Les dépassements d’honoraires des médecins spécialistes se généralisent, voire deviennent majoritaires pour certains soins et dans certains territoires.

Des études récentes de l’Institut de recherche et documentation en économie de la santé (Irdes) montrent que certains actes sont particulièrement concernés, comme l’opération de la cataracte, la reconstruction du ligament croisé, la « sleeve gastrectomy » ou encore la pose de prothèse de hanche.

Ce constat pose question quant à l’accès aux soins pour tous, notamment pour les ménages dont les ressources se situent juste au-dessus des seuils pour bénéficier des dispositifs de prise en charge destinés aux foyers les plus modestes.

Les dépassements d’honoraires sont devenus une réalité pour un nombre croissant de Français.
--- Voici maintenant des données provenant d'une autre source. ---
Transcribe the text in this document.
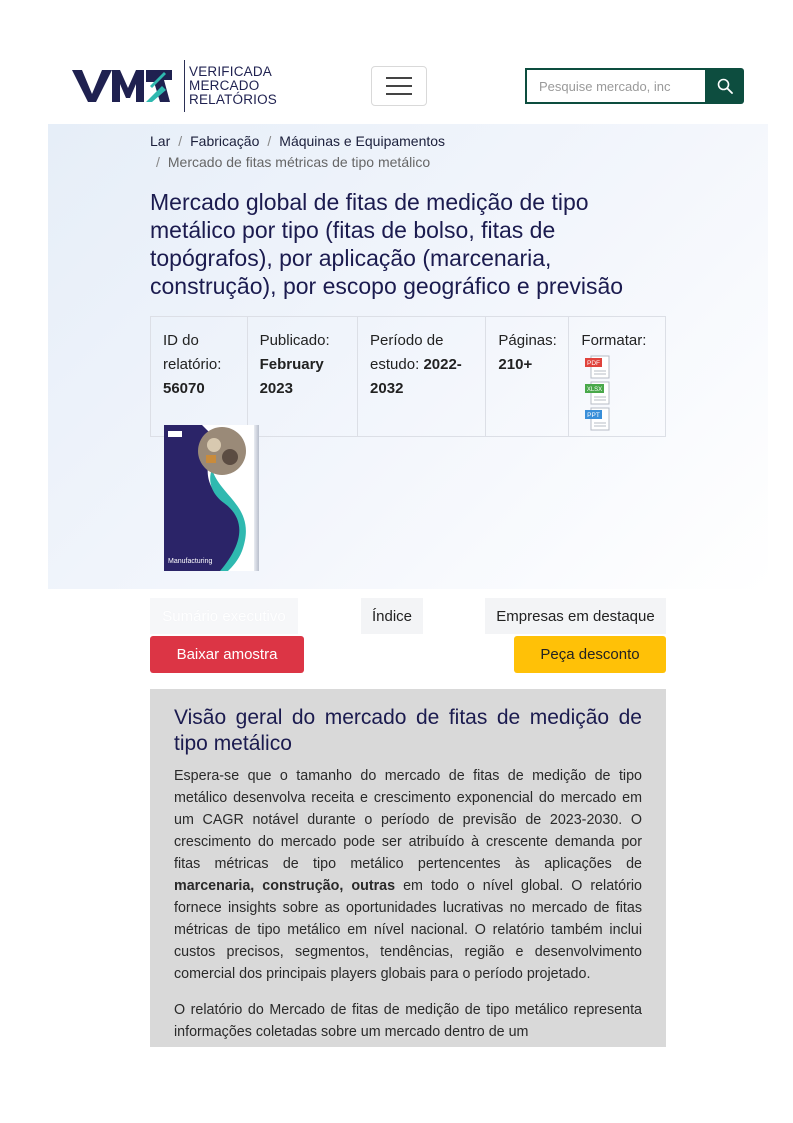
VERIFICADA
MERCADO
RELATÓRIOS
Pesquise mercado, inc
Lar / Fabricação / Máquinas e Equipamentos
/ Mercado de fitas métricas de tipo metálico
Mercado global de fitas de medição de tipo metálico por tipo (fitas de bolso, fitas de topógrafos), por aplicação (marcenaria, construção), por escopo geográfico e previsão
ID do relatório:
56070
Publicado:
February 2023
Período de estudo: 2022-2032
Páginas:
210+
Formatar:
PDF
XLSX
PPT
Manufacturing
Sumário executivo	Índice	Empresas em destaque
Baixar amostra	Peça desconto
Visão geral do mercado de fitas de medição de tipo metálico

Espera-se que o tamanho do mercado de fitas de medição de tipo metálico desenvolva receita e crescimento exponencial do mercado em um CAGR notável durante o período de previsão de 2023-2030. O crescimento do mercado pode ser atribuído à crescente demanda por fitas métricas de tipo metálico pertencentes às aplicações de marcenaria, construção, outras em todo o nível global. O relatório fornece insights sobre as oportunidades lucrativas no mercado de fitas métricas de tipo metálico em nível nacional. O relatório também inclui custos precisos, segmentos, tendências, região e desenvolvimento comercial dos principais players globais para o período projetado.

O relatório do Mercado de fitas de medição de tipo metálico representa informações coletadas sobre um mercado dentro de um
Ce terme un peu technique renvoie au supplément de prix facturé par certains médecins libéraux au-delà du tarif conventionnel de la Sécurité sociale – et donc souvent à la charge du patient. Car la règle est simple : la Sécurité sociale ne rembourse pas ces dépassements.
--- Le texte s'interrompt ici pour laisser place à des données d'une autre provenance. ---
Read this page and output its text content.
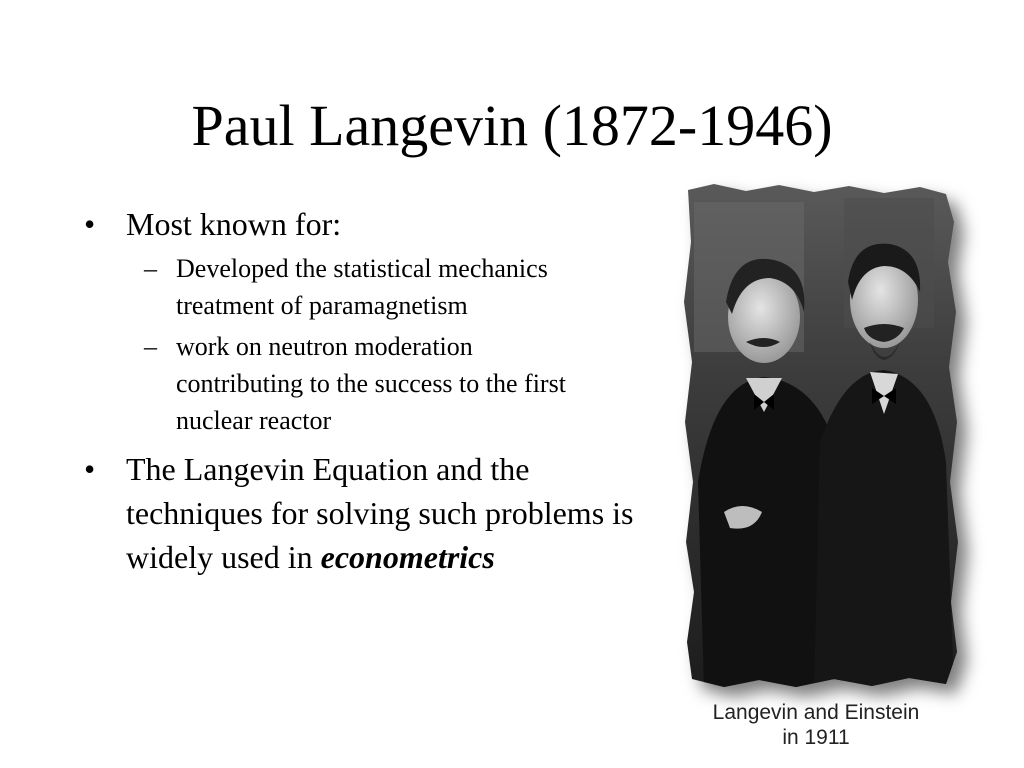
Paul Langevin (1872-1946)
• Most known for:
– Developed the statistical mechanics treatment of paramagnetism
– work on neutron moderation contributing to the success to the first nuclear reactor
• The Langevin Equation and the techniques for solving such problems is widely used in econometrics
Langevin and Einstein
in 1911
Ils restent donc à la charge des patients… sauf si leur complémentaire santé (souvent appelée « mutuelle », même quand elle ne relève pas du Code de la mutualité) prend le relais. Or, ce relais est fortement inégal et souvent incomplet, quand il n’est pas inexistant : au total, seuls 40 % de ces frais sont effectivement pris en charge par les complémentaires santé en moyenne.
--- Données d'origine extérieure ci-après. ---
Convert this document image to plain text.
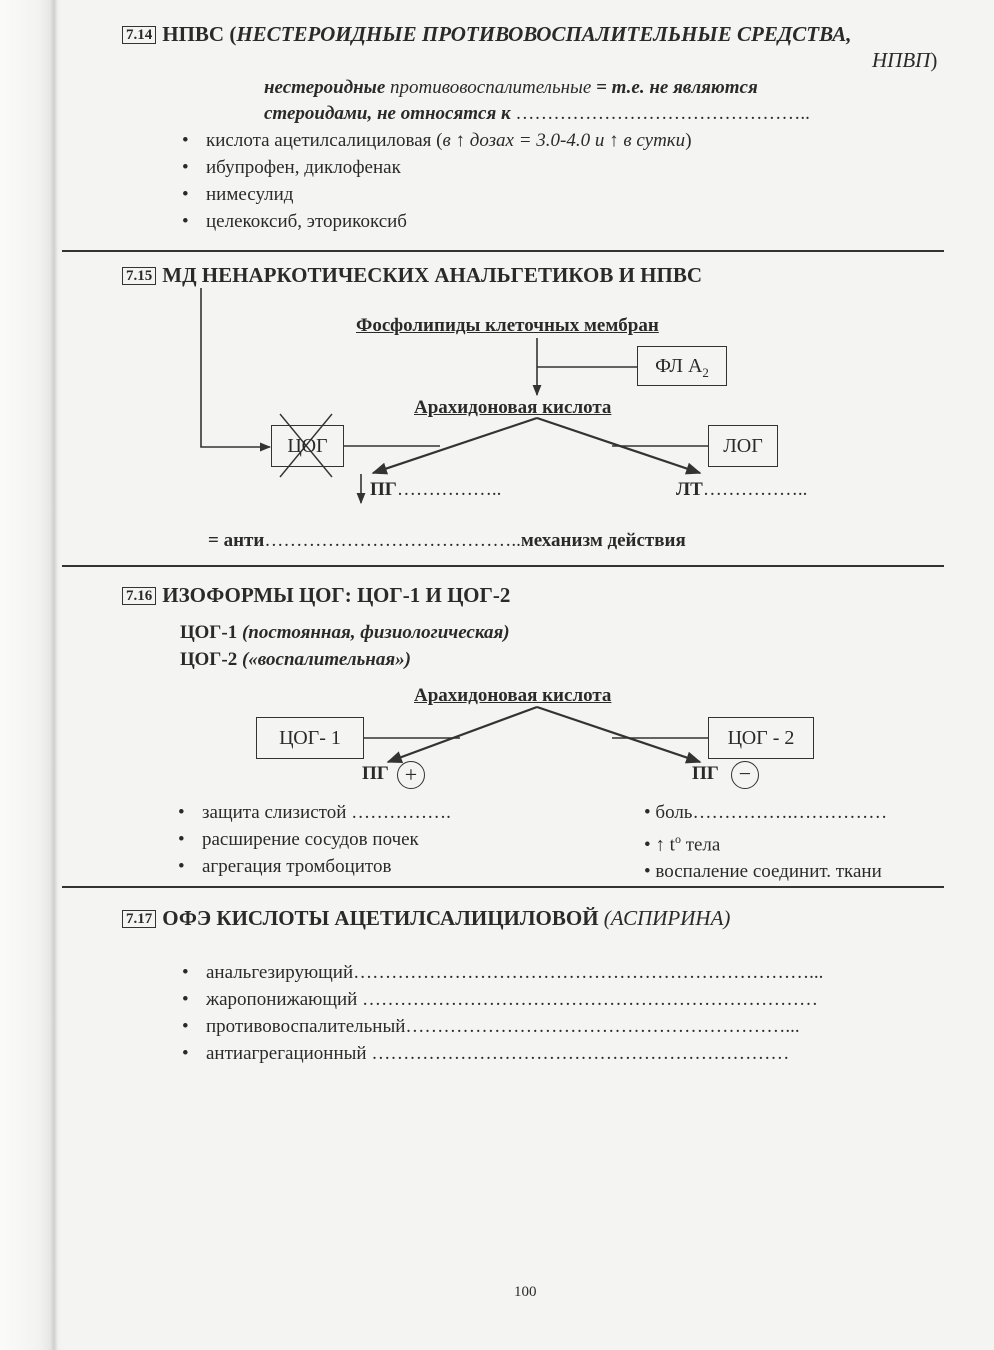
7.14 НПВС (НЕСТЕРОИДНЫЕ ПРОТИВОВОСПАЛИТЕЛЬНЫЕ СРЕДСТВА,
НПВП)
нестероидные противовоспалительные = т.е. не являются
стероидами, не относятся к ………………………………………..
• кислота ацетилсалициловая (в ↑ дозах = 3.0-4.0 и ↑ в сутки)
• ибупрофен, диклофенак
• нимесулид
• целекоксиб, эторикоксиб
7.15 МД НЕНАРКОТИЧЕСКИХ АНАЛЬГЕТИКОВ И НПВС
Фосфолипиды клеточных мембран
ФЛ $А_2$
Арахидоновая кислота
ЦОГ	ЛОГ
ПГ……………..	ЛТ……………..
= анти…………………………………..механизм действия
7.16 ИЗОФОРМЫ ЦОГ: ЦОГ-1 И ЦОГ-2
ЦОГ-1 (постоянная, физиологическая)
ЦОГ-2 («воспалительная»)
Арахидоновая кислота
ЦОГ- 1	ЦОГ - 2
ПГ +	ПГ −
• защита слизистой …………….
• расширение сосудов почек
• агрегация тромбоцитов
• боль…………….……………
• ↑ $t^o$ тела
• воспаление соединит. ткани
7.17 ОФЭ КИСЛОТЫ АЦЕТИЛСАЛИЦИЛОВОЙ (АСПИРИНА)
• анальгезирующий………………………………………………………………...
• жаропонижающий ………………………………………………………………
• противовоспалительный……………………………………………………...
• антиагрегационный …………………………………………………………
100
Une part importante des dépenses reste donc directement supportée par les ménages. À travers cette réalité, c’est l’accessibilité financière aux soins qui se trouve directement interrogée.

Un phénomène qui ne date pas d’hier

Ce constat n’est pas récent. Au début des années 1980, lors de la négociation d’un nouvel accord entre l’Assurance-maladie et les médecins, ces derniers demandent une hausse de leurs tarifs. Mais cette requête se heurte aux difficultés financières de l’Assurance-maladie.

Pour faire face à cette situation, le gouvernement décide de créer deux secteurs conventionnels :

dans le secteur 1, les médecins s’engagent à respecter les tarifs fixés par l’Assurance-maladie…

dans le secteur 1, les médecins s’engagent à respecter les tarifs fixés par l’Assurance-maladie…

dans le secteur 2, les médecins peuvent fixer des tarifs plus élevés en demandant des compléments d’honoraires aux patients.

dans le secteur 2, les médecins peuvent fixer des tarifs plus élevés en demandant des compléments d’honoraires aux patients.

Dans les années 1990, la forte augmentation des médecins optant pour le secteur 2 fait craindre un basculement massif vers ce mode d’exercice. Pour freiner ce mouvement, l’accès au secteur 2 est restreint aux seuls médecins disposant de certains titres hospitaliers – notamment anciens chefs de clinique et assistants des hôpitaux. Ces parcours étant propres aux médecins spécialistes, les médecins généralistes ont, de fait, été exclus en pratique du dispositif. Ceux qui exercent encore aujourd’hui en secteur 2 y ont donc accédé avant ce « gel », ce qui explique leur très faible proportion.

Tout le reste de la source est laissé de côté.